You will know by now that I am interested in languages.  I did Latin, Greek and French at A Level, so this interest started at a young age; but I am still interested largely because almost every difficult problem I have ever encountered has arisen from, or been made worse by, inept communication, and sometimes my own.  You will, I suspect, find the same thing.  Today I have a slightly different language story.

An interesting announcement was made in October this year which almost certainly passed everybody by except for a handful of boarders.  A man called Nursultan Nazarbayev, the president of Kazakhstan, announced that his own country is to adopt a new alphabet.  The Kazakh script will cease to be the Russian Cyrillic script – if you have not seen any Russian written down, a few of the letters are similar to our own, but more are rather similar to those of the Ancient Greeks – but they will instead adopt the Roman alphabet that we ourselves use.  This will be introduced in schools in 2018; and then they aim for full transition by 2025.

Now imagine the difficulty of doing something like that.  Not only does our Roman alphabet have 26 letters, where the Cyrillic script currently used for Kazakh has 42; but there are also a number of sounds which are not easily replicated by the change to a new alphabet.  Accordingly, six further letters will be added to the Roman alphabet to compensate, making this a 32 letter alphabet.  This is perhaps one reason why it has already taken 11 years of work to come to fruition.

Secondly, isn’t it interesting how and why a state government might want to change a language.  Usually in our own country, any changes in language are driven bottom up – that is to say that, by speaking in a certain way, our language steadily adopts change.  There are always new words each year in the Oxford English Dictionary, because they have fallen into common use by ordinary people.  An example, which is now more common, was when I first lived in Australia and was told by one the boys that their history teacher was “sick”.  It was the first time I had heard the word sick to mean fantastic or wonderful.  You can find that definition in the dictionary now.  In Kazakhstan, and indeed elsewhere in the world, notably Norway and Israel, language has been manipulated top down – that is to say that the government create change.  The reason given by the Kazakhstani president for doing this is that the they should make this decision for the future of their children and create it as a condition of entry for their wider global integration.

In actual fact, Kazakhstan is a multilingual country with 117 spoken languages, of which Russian, Kazakh and English are the officially recognised state languages.  It does in fact have a history of script reform, having changed on a number of occasions in its history to suit its geopolitical position.  This latest attempt is another example of where language can be considered as a unifying force for people of either the same or different backgrounds.

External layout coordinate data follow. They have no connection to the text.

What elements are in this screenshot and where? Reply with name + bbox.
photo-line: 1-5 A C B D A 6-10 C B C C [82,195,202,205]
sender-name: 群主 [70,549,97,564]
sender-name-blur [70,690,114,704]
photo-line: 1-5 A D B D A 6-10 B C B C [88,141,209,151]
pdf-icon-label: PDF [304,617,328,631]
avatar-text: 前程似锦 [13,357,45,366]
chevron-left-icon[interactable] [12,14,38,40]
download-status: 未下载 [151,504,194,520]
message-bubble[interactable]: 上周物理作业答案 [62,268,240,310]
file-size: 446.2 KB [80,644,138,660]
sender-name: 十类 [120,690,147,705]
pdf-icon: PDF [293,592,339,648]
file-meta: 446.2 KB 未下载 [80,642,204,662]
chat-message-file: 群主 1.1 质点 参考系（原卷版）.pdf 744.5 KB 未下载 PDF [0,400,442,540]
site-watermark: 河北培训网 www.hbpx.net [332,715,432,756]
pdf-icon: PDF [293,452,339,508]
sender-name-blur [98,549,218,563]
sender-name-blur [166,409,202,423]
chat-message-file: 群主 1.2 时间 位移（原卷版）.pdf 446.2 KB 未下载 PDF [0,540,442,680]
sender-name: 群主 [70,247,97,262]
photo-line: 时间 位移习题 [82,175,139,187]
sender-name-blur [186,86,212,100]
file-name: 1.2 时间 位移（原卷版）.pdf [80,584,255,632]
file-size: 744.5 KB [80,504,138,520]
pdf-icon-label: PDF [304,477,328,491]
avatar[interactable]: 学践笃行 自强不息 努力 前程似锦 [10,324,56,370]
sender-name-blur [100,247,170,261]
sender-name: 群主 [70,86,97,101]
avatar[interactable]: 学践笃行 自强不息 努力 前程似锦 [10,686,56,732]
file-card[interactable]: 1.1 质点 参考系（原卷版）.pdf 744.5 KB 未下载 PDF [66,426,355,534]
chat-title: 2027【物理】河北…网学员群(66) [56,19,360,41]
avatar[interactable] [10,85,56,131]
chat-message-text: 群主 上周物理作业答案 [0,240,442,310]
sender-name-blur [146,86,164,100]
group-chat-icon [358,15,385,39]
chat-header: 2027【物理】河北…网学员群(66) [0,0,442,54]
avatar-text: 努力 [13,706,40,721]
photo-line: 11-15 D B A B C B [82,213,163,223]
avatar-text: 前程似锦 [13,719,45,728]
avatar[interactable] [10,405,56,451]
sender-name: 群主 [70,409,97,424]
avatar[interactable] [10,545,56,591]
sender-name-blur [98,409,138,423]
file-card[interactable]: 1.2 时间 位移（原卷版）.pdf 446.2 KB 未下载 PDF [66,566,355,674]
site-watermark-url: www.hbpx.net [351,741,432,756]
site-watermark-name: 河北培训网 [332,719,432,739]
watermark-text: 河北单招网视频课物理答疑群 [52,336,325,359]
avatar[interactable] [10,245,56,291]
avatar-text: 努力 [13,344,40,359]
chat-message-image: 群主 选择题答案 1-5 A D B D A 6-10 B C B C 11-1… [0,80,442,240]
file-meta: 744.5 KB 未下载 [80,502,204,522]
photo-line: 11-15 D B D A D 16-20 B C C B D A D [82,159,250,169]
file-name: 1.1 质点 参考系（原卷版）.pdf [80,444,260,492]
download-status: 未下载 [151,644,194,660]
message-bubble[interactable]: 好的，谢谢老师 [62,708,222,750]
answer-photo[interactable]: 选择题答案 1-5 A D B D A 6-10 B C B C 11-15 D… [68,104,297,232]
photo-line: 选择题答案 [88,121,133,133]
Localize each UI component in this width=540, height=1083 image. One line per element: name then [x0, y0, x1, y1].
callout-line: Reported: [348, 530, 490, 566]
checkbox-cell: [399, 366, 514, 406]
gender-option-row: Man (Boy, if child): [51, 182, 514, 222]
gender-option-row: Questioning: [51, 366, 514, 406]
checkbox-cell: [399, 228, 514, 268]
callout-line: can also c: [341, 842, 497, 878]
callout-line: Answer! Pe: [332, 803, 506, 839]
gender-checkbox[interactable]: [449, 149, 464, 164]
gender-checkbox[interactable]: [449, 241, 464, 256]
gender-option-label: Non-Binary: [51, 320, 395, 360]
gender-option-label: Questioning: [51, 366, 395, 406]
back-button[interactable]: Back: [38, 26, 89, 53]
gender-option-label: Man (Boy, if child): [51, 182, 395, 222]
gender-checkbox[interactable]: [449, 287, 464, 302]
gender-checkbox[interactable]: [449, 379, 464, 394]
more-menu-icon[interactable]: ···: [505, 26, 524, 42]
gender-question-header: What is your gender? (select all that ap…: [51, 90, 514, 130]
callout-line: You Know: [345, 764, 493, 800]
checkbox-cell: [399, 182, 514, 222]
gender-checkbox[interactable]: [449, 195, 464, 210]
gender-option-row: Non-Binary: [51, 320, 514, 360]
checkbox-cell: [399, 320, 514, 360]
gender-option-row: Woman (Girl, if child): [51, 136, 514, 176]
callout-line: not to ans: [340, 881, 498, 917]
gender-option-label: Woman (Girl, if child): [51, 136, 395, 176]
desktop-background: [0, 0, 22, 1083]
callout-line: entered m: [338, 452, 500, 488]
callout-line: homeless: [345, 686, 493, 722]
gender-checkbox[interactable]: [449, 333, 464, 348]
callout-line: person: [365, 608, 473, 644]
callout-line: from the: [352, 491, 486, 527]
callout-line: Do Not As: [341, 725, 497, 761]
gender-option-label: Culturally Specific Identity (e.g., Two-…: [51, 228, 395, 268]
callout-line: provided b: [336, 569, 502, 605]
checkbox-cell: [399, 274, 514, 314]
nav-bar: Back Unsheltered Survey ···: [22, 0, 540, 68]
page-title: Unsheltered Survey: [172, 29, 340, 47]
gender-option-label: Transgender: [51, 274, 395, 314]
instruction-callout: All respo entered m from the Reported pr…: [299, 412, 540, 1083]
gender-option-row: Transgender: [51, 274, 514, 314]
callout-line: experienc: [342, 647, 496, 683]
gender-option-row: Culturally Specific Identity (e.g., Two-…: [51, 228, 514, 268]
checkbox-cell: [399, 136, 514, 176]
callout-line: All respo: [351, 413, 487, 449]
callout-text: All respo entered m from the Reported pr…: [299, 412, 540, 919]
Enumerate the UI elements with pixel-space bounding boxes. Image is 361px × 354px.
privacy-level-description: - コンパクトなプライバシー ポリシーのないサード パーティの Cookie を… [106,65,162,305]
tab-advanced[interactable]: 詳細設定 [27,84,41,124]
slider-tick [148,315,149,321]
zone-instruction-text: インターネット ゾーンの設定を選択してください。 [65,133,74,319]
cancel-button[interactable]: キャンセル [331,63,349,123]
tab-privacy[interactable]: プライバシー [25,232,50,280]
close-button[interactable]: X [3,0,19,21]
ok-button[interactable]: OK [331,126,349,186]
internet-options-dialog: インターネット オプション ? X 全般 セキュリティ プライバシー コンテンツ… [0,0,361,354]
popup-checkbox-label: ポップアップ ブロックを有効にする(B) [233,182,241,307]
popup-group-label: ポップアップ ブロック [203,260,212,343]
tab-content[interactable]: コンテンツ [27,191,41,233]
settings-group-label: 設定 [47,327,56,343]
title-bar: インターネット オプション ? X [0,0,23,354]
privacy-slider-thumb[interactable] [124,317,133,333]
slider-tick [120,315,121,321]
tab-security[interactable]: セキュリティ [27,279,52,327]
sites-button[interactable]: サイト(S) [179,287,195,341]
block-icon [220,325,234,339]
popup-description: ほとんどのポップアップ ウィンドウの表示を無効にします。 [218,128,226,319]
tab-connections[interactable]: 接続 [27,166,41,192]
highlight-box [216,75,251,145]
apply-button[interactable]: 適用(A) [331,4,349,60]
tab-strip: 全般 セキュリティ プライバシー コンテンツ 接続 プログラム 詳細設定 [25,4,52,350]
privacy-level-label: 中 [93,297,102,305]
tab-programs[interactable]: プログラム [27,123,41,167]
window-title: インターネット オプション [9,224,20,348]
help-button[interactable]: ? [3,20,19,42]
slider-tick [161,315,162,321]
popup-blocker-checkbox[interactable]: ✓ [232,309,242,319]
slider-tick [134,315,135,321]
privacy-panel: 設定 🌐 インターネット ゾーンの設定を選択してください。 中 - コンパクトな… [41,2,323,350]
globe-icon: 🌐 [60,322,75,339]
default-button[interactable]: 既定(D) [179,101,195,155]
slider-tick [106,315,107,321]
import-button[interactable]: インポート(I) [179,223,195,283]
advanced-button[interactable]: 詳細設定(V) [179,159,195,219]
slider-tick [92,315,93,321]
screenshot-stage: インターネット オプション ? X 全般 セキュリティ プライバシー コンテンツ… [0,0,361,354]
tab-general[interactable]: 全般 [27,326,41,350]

Signor Sanchez spoke to us earlier in the term about a language called Esperanto, which was created with the intention to unify all countries together so that language learning was no longer necessary and so that all people could understand each other.  Another example is, perhaps, just as amazing.  You may have been reading recently that it is 100 years to the month since the Balfour declaration was signed by that English Prime Minister to allow Jewish people a homeland in what was then Palestine.  Perhaps what is less known is that a new language was written at about the same time and for the same purpose.  For many centuries, the Jewish people had been dispersed across the world, with the result that their language, Hebrew, had also become diluted (and to a large extent lost) amongst a sea of other languages.  The Biblical scripts survived, as did commentaries on those scripts in Biblical Hebrew, and also a colloquial version of Hebrew known as Yiddish.  But in the early 20th century a man called Ben-Yehuda realised that the Jewish people could only unify if they had a unifying language and he set about to create one.  To construct modern Hebrew, he used 8,000 words from the Bible, another 20,000 from biblical commentaries; and then he had to make up some words altogether (clearly there was no biblical word for electricity, for instance) and cobble together others from what he knew of ancient meanings (so ke-vis means “road” now, where in ancient Aramaic it meant “trodden down”).

Languages are not just a means of basic spoken communication between people, but they also speak of a people’s past.  They give clues to culture and history.  They can also, as we have seen, unify people.  The Kazakhs wish to align with the Western World; the writers of Esperanto wished to create a global language; and the Jews built a language to draw together the disparate strands of their people in one land.  We are lucky in this country that we have a language which is already used globally; but equally, as we draw away from our closest neighbours in the coming years, it is worth remembering that studying language is rarely likely to be a wasted effort.